A common regulatory agency requirement for any dam project is the creation of inundation maps. Condor is a leader in the creation of digital inundation maps and is experienced in the conversion of previous inundation mapping projects to digital format.
One of the most important parts of an Emergency Action Plan (EAP) is the inundation map which shows the approximate downstream area that would be affected by a dam failure. Early versions of inundation maps were often created by drawing inundation zones on United States Geological Survey (USGS) quad sheets by interpolating between cross section flood elevations from a dambreak model. Presently, geographic information system (GIS) technology is commonly used to develop inundation maps. (From a letter sent to a dam project developer.)—Federal Energy Regulatory Commission (FERC)

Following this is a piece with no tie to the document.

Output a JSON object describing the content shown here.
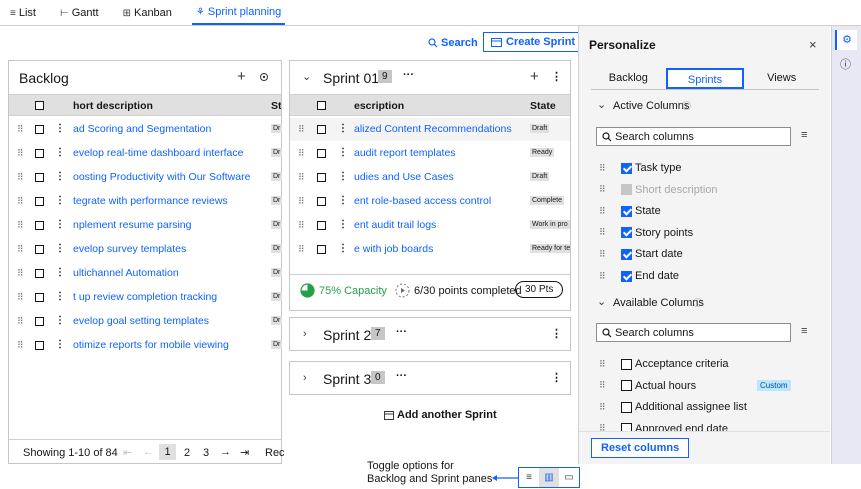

Condor recognizes the importance of the initiative being brought forward by the FERC to streamline the creation of EAPs using inundation maps. As a leading Geographic Information Systems (GIS) company, we can help current and proposed dam projects comply with the digital delivery requirements of regulatory agencies such as EMAs and regional commissions. The general specifications for the “FERC requirements for Submitting GIS Inundation Zones” were designed to streamline actions taken in the event of dam failure in order to facilitate communication and response time between dam owners, EMA’s and property owners. Ensuring that digital files are compatible with the EMAs and FERC’s requirements is a key component of these specifications. Using GIS technology to create your digital inundation maps will have positive impacts on an emergency response in the event of a dam failure.
According to California’s Dam Inundation Mapping Regulations §2576,
A dam owner will be notified by the Governor’s Office of Emergency Services (hereinafter “Office”) of the requirement for an inundation map as soon as the office is informed of the following:
(a) a “Notice of Application” is filed with The Department of Water Resources, Division of Safety of Dams; or,
(b) a dam is under construction; or,
(c) a dam has been completed; or,
(d) a waiver previously granted by the Office is no longer applicable.
Other regulatory agencies may also require inundation maps as a requisite to dam construction; as such data will potentially prevent the loss of lives and property.